Money is the story of John’s experience in the movie biz. A successful producer of TV ads, John is approached by Fielding Goodney, a young, hip, Californian producer who wants to work with John on his first feature film, which is either going to be titled “Good Money” or “Bad Money”. Goodney supplies John with tons of money and signs on big movie stars—all of whom are psychotic in one way or another.

Meanwhile, John’s long-time girlfriend has been cheating on him (nearly as much as he’s been cheating on her), his dad is offering money to have him assaulted, his best friend’s in prison, and his car keeps breaking down. To make matters even worse, he’s in love.

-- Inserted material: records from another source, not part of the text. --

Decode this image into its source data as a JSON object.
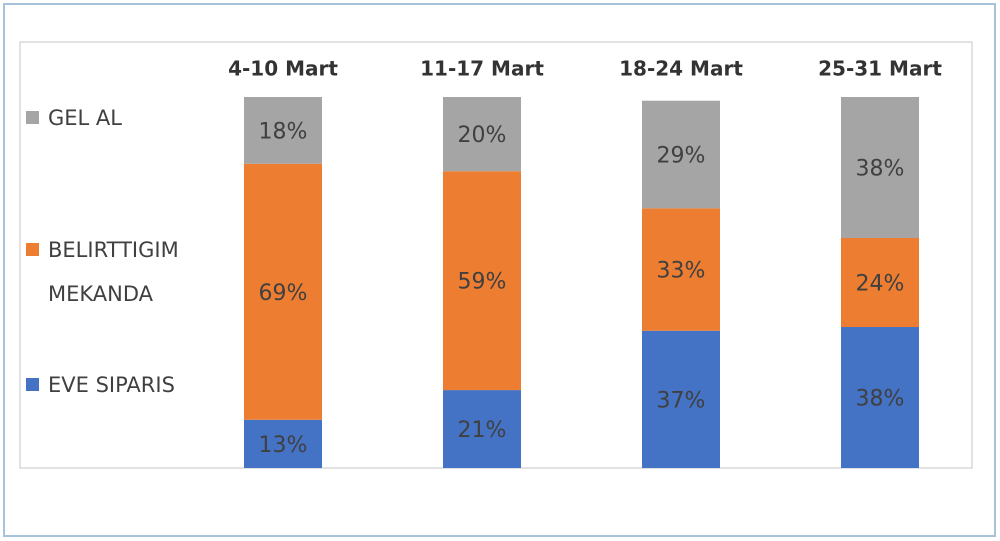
{
  "chart_data": {
    "type": "stacked-bar",
    "categories": [
      "4-10 Mart",
      "11-17 Mart",
      "18-24 Mart",
      "25-31 Mart"
    ],
    "series": [
      {
        "name": "EVE SIPARIS",
        "color": "#4472c4",
        "values": [
          13,
          21,
          37,
          38
        ],
        "value_labels": [
          "13%",
          "21%",
          "37%",
          "38%"
        ]
      },
      {
        "name": "BELIRTTIGIM MEKANDA",
        "color": "#ed7d31",
        "values": [
          69,
          59,
          33,
          24
        ],
        "value_labels": [
          "69%",
          "59%",
          "33%",
          "24%"
        ]
      },
      {
        "name": "GEL AL",
        "color": "#a5a5a5",
        "values": [
          18,
          20,
          29,
          38
        ],
        "value_labels": [
          "18%",
          "20%",
          "29%",
          "38%"
        ]
      }
    ],
    "ylim": [
      0,
      100
    ]
  }
}
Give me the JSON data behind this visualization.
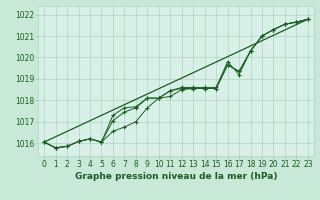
{
  "background_color": "#c8e8d8",
  "plot_bg_color": "#d8f0e8",
  "grid_color": "#b0d4c0",
  "line_color": "#1a5e20",
  "marker_color": "#1a5e20",
  "title": "Graphe pression niveau de la mer (hPa)",
  "ylabel_ticks": [
    1016,
    1017,
    1018,
    1019,
    1020,
    1021,
    1022
  ],
  "xlim": [
    -0.5,
    23.5
  ],
  "ylim": [
    1015.4,
    1022.4
  ],
  "hours": [
    0,
    1,
    2,
    3,
    4,
    5,
    6,
    7,
    8,
    9,
    10,
    11,
    12,
    13,
    14,
    15,
    16,
    17,
    18,
    19,
    20,
    21,
    22,
    23
  ],
  "series1": [
    1016.05,
    1015.78,
    1015.85,
    1016.08,
    1016.2,
    1016.05,
    1016.55,
    1016.75,
    1017.0,
    1017.65,
    1018.1,
    1018.18,
    1018.5,
    1018.55,
    1018.55,
    1018.55,
    1019.65,
    1019.35,
    1020.3,
    1021.0,
    1021.3,
    1021.55,
    1021.65,
    1021.78
  ],
  "series2": [
    1016.05,
    1015.78,
    1015.85,
    1016.08,
    1016.2,
    1016.05,
    1017.05,
    1017.45,
    1017.65,
    1018.1,
    1018.1,
    1018.45,
    1018.55,
    1018.55,
    1018.55,
    1018.55,
    1019.65,
    1019.35,
    1020.3,
    1021.0,
    1021.3,
    1021.55,
    1021.65,
    1021.78
  ],
  "series3": [
    1016.05,
    1015.78,
    1015.85,
    1016.08,
    1016.2,
    1016.05,
    1017.3,
    1017.65,
    1017.7,
    1018.1,
    1018.1,
    1018.45,
    1018.6,
    1018.6,
    1018.6,
    1018.6,
    1019.8,
    1019.2,
    1020.3,
    1021.0,
    1021.3,
    1021.55,
    1021.65,
    1021.78
  ],
  "trend_x": [
    0,
    23
  ],
  "trend_y": [
    1016.05,
    1021.78
  ],
  "title_fontsize": 6.5,
  "tick_fontsize": 5.5,
  "xlabel_fontsize": 6.5
}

Money is a very funny book. It’s funny in a very blunt, crude way, but it’s also very clever and witty. Amis mixes humour of the highest and lowest brows. He even manages to pull off the love story without making it incredibly cheesy—a near impossible task! The only part I didn’t enjoy was the ending. The twist seemed too contrived, too far-fetched. It was the one point in the book at which Amis seemed like he was trying to be a bit too clever for his own good. It was too obvious that Amis was trying to make a point.

The rest of the book’s great fun, though. It’s fun in the same way that getting incredibly drunk and having lots of gratuitous sex is fun. And if that’s not high praise, I don’t know what is!